Ich kann nicht verstehen oder gar vorstellen, wie das ablaufen sollte mit dem Linksverschieben der Bits. Denn eine Erklärung im Internet besagt:  Beim Links-Shift werden von rechts 0-Bits nachgeschoben, die links herausgeschobenen Bits gehen verloren. Wird mein Buchstabe 'A' in eine 8-Bit high-low zahl umgewandlet oder was?

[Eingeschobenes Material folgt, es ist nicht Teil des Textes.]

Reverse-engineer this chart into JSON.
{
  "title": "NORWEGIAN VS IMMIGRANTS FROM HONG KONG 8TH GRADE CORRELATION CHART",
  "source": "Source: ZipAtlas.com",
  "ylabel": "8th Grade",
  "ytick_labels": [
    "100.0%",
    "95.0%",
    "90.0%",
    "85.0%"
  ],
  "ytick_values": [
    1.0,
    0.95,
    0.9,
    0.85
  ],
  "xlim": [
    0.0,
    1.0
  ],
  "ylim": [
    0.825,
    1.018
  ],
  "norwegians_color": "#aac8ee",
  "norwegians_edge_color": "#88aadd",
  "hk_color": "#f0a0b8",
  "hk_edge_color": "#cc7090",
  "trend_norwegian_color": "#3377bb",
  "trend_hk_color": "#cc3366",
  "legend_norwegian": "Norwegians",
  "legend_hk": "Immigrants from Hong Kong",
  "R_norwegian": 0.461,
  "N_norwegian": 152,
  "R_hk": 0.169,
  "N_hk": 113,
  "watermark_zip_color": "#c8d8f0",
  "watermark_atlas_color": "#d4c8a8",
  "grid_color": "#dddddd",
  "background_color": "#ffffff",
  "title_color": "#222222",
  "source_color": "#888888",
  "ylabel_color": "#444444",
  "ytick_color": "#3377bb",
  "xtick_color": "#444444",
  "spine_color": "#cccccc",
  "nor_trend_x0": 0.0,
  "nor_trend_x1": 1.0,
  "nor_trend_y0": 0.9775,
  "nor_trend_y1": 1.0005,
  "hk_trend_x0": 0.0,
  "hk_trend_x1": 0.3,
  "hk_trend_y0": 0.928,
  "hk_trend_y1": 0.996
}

Und was passiert wenn ich nun um 4 Bits verschiebe?

gruss


----------



## vop (13. September 2005)

Also zur Info

Buchstaben sind nichts anderes als Zeichen in einer Tabelle
Der Buchstabe A befindet sich in dieser Tabelle an Position 65
Daher hat der Buchstab den Ordinalwert 65, was binär
10000001 entspricht (nämlich 64 + 1=65)
Wenn Du nun Bits herausschiebst, die dann wegfallen passiert folgendes
(bspw. 2 Bit rausschieben
10           [  000001 [ 00
zwei raus, sechs Bits bleiben,  zwei Nullen rechts rein

Es ergbit sich dann
 00000100 das ist dann dezimal 4

Alles klar?

vop


----------



## RedWing (13. September 2005)

> Wenn Du nun Bits herausschiebst, die dann wegfallen passiert folgendes
> (bspw. 2 Bit rausschieben
> 10 [ 000001 [ 00
> zwei raus, sechs Bits bleiben, zwei Nullen rechts rein


 
4 kommt da aber nur raus solange du dich im character Wertebereich
bewegst, im Integer Wertebereich kommt da ein andres Ergebniss raus...

@astaluego
Nachtrag zu meinem Vorposter:

Wenn du eine Zahl um ein Bit nach links verschiebst ist das eine 
Multiplikation der Zahl mit 2.
Nach rechts => Division der Zahl mit 2...

Gruß

RedWing


----------



## vop (13. September 2005)

@RedWing korrekt, guter Hinweis!


			
				RedWing hat gesagt.:
			
		

> 4 kommt da aber nur raus solange du dich im character Wertebereich
> bewegst, im Integer Wertebereich kommt da ein andres Ergebniss raus...



und Achtung:


			
				RedWing hat gesagt.:
			
		

> Wenn du eine Zahl um ein Bit nach links verschiebst ist das eine
> Multiplikation der Zahl mit 2.


Das gilt dann aber auch nur, wenn Du den richtigen Wertebereich beachtest ;-)
Bspw. im Characterbereich ( 1 Byte )
wird aus
11111111 mit <<
11111110
was in diesem Fall nicht einer Multiplikation mit 2 entspricht.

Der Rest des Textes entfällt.